Die Mannschaft um Zuspieler David Harris konnte mit dem fast kompletten Kader an den Start gehen. Nach knapp zwei Stunden Spielzeit setzte sich der Gastgeber im Tiebreak mit 3:2 durch. Allerdings durften die Homberger mit der gezeigten Leistung mehr als zufrieden sein und nahmen dank einer geschlossenen Mannschaftsleistung immerhin noch einen Punkt mit nach Hause. Damit rangiert das Team weiter auf Platz drei, punktgleich mit dem Tabellenzweiten aus Hartenrod, der jedoch das bessere Satzverhältnis aufzuweisen hat.
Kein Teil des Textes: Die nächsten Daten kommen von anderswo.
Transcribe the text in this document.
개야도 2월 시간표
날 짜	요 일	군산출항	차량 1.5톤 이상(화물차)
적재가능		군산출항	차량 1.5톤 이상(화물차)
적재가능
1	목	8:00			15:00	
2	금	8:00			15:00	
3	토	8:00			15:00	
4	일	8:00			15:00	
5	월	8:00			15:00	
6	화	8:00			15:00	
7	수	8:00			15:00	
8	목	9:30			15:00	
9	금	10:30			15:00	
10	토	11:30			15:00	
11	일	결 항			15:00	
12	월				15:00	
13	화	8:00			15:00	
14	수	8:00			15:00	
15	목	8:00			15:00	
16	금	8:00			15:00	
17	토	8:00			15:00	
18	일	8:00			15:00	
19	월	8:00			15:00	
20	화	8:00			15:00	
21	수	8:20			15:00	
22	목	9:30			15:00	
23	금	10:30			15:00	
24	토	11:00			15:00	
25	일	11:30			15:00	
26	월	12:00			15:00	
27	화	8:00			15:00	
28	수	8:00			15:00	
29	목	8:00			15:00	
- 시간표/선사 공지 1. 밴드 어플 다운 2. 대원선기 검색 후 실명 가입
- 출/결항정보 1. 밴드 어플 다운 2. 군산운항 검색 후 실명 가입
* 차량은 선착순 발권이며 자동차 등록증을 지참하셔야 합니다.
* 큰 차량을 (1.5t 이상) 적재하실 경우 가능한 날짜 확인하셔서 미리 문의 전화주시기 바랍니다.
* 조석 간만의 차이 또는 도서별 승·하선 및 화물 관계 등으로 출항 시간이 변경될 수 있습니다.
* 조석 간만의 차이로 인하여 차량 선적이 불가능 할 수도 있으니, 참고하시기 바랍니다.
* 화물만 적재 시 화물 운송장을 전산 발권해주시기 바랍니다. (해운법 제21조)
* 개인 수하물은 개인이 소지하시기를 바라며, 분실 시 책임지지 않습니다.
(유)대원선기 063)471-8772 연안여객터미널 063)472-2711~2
Der Abstand zum Tabellenführer SG Rodheim beträgt nach diesem Spieltag schon sechs Punkte.

Der Biedenkopfer Gastgeber erwies sich von Beginn an als schwerer Gegner. Die relativ junge Mannschaft verfügt über eine exzellente Technik und war auf allen Positionen gut besetzt. Im ersten Satz begingen die Gäste den Fehler, sich auf die Spielweise der Gastgeber einzulassen, und hatten am Ende dank der besseren Feldabwehr der Gastgeber das Nachsehen. Im zweiten Durchgang, der bis in die Schlussphase ausgeglichen war, hatten die Stadtallendorfer insgesamt vier Satzbälle, konnten aber keinen verwerten.

Am Ende gibt es Konditionsprobleme

In den Sätzen drei und vier begegneten sich beide Mannschaften auf Augenhöhe, was auch an Libero Wolfgang Forst lag, der vehement dagegenhielt und an fast jedem Ball in der Abwehr dran war. Ein weiterer Garant für den Erfolg war der Angriff, der jetzt viel variabler ablief als in den ersten beiden Sätzen und mit gezielten Lobs die Abwehr der Gastgeber bezwingen konnte. Als im Tiebreak beim Stande von 5:8 für Biedenkopf die Seiten gewechselt wurden, machten sich erste Konditionsprobleme bemerkbar.

Am Ende konnten die Gastgeber diesen Umstand für sich ausnutzen, weil die Spielgemeinschaft im Angriff zu durchsichtig agierte. Der Sieg für Biedenkopf war verdient.

Stadtallendorf/Homberg: Wolfgang Forst, David Harris, Roman Horn, Marcus Klein, Maximilian Kolwinski, Martin Kujawa, Alexander Kotke, Markus Kotlorz, Ralf Linker, Sebastian Wevers.